Andererseits war es auch nicht so, daß die Menschen ständig die Faust in der Tasche ballten. Wer – und das war die große Mehrzahl – sich in den Bedingungen, wie sie nun einmal waren, eingerichtet hatte, sich anzupassen verstand und vermied aufzufallen, konnte in der DDR erträglich und sogar mit manchen Annehmlichkeiten leben. Selbst Dissidenten wurden – wenn sie nicht offen aufbegehrten oder besonders prominent waren – in ihrem privaten Rückzugsbereich zwar überwacht, doch im übrigen weitgehend unbehelligt gelassen. Das Auskommen war bescheiden, aber sicher. Initiative war nicht gefragt, und Anstrengungen konnte man mit etwas Geschick ausweichen. Das Leben verlief insgesamt ohne große Höhen, dafür war es vorhersehbar; es war – wie man sagte – gekennzeichnet durch ein dreifaches »L«: es war langsamer, leichter und langweiliger als andernorts.
Nichtsdestoweniger gab es einen sich allmählich anstauenden Unmut, der oft aus trivialen Anlässen des Alltagslebens gespeist wurde und sich mit der wachsenden Überzeugung verband, daß in der DDR im kleinen wie im großen nichts wirklich funktionieren könne. Fand man in den siebziger Jahren noch überall Menschen, die sich ehrlich für den Erfolg des Systems einsetzten und sich betrübten, daß dieses ihnen dabei so viele Hindernisse in den Weg legte, so überwogen zum Ende der achtziger Jahre Resignation und Gleichgültigkeit, nicht selten gepaart mit zynischem Opportunismus.
Zugleich ging auch in der DDR die Saat der Konferenz für Sicherheit und Zusammenarbeit in Europa (KSZE) auf.

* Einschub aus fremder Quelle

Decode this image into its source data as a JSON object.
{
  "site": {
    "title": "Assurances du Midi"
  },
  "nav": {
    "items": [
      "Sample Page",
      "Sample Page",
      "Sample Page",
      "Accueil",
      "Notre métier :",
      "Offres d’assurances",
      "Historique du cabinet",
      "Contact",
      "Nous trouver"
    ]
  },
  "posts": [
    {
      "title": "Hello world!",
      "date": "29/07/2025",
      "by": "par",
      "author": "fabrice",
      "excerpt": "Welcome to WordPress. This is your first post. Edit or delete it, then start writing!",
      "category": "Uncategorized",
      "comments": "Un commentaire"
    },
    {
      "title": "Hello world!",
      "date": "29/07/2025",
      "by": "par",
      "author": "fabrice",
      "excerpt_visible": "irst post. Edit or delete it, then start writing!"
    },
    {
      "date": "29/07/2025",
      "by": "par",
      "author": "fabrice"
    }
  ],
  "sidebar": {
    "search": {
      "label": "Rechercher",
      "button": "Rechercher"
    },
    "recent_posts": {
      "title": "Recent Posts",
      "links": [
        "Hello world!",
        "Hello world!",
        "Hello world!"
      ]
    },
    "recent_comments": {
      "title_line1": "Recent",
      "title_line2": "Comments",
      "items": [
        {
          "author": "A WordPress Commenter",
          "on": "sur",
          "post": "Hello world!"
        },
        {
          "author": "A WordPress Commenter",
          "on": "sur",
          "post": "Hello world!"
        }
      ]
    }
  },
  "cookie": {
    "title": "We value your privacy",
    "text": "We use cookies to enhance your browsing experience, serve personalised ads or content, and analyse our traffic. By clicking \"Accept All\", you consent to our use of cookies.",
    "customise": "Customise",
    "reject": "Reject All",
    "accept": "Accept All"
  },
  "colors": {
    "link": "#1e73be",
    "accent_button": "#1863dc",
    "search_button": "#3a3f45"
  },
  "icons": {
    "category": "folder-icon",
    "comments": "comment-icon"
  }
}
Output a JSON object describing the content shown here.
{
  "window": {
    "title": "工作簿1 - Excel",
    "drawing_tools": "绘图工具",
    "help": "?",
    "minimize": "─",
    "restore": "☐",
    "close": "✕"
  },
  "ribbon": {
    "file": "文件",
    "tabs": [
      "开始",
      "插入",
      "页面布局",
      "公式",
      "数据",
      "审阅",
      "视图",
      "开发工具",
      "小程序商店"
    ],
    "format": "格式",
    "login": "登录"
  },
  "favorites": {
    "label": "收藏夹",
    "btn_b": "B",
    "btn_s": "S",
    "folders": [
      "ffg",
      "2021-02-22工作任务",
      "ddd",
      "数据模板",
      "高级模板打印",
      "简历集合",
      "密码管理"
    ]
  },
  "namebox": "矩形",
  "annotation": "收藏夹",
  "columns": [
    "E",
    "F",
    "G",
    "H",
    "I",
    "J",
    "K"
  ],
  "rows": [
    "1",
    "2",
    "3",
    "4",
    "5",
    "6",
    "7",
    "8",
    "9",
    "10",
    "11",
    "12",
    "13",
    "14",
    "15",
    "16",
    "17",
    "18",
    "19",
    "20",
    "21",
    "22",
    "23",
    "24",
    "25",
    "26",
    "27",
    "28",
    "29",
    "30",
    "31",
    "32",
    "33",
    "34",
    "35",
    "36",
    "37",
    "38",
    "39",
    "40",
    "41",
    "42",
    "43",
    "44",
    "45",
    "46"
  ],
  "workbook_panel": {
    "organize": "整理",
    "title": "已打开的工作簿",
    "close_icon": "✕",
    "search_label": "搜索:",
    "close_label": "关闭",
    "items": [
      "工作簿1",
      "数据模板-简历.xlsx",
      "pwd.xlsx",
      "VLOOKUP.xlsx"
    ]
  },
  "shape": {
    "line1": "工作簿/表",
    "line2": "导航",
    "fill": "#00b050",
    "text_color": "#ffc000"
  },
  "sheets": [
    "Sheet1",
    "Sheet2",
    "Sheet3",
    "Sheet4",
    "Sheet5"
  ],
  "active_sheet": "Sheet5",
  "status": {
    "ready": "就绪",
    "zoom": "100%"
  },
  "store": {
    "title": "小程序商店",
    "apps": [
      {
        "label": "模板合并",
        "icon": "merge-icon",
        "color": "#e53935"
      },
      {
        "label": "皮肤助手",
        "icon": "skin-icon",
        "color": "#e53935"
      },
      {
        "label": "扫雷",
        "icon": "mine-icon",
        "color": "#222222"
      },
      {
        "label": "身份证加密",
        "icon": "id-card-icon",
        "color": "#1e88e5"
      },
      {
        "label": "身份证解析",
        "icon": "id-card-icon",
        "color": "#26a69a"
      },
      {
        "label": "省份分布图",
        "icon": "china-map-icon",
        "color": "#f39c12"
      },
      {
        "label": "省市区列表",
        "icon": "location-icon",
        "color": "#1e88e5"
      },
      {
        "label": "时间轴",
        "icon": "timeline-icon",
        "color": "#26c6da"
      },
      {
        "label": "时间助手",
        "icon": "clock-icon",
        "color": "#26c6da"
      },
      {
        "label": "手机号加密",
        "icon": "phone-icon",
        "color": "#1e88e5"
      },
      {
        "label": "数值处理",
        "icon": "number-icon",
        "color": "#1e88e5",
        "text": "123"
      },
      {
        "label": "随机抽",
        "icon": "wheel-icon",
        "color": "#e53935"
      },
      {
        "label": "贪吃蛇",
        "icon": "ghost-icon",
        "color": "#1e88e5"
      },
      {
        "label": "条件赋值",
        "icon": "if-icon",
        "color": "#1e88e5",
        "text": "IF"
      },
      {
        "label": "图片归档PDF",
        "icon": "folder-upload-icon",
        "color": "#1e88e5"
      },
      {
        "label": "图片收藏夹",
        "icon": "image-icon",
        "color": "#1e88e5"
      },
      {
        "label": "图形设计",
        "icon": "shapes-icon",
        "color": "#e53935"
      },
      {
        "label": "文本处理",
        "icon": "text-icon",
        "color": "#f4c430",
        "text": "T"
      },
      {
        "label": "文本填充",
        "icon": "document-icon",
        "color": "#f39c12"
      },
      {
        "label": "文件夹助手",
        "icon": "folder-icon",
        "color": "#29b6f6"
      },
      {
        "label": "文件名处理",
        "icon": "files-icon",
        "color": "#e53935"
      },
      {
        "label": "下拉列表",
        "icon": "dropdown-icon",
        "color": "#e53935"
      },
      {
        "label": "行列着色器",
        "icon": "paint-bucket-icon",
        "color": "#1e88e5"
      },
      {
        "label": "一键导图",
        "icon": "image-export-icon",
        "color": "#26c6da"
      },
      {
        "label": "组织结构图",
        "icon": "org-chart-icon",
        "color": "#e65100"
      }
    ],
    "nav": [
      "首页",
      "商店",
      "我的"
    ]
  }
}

Der mit der Schlußakte von Helsinki 1975 begonnene Prozeß führte in allen Staaten des Warschauer Paktes, wenn auch mit unterschiedlicher Intensität, zu einer systemkritischen Diskussion, vor allem unter dem Gesichtspunkt der Achtung der Menschenrechte und Grundfreiheiten. In der DDR standen dabei die Zusicherungen zur Reisefreiheit und Familienzusammenführung im Vordergrund, später aber zunehmend auch Forderungen nach Meinungs- und Informationsfreiheit, schließlich ganz generell nach politischer Freiheit. Daneben und teilweise damit verbunden bildeten sich vornehmlich unter dem Dach der Evangelischen Kirche Friedensgruppen, die mit der Losung »Schwerter zu Pflugscharen« für allgemeine Abrüstung im Osten wie – wohlgemerkt – auch im Westen eintraten.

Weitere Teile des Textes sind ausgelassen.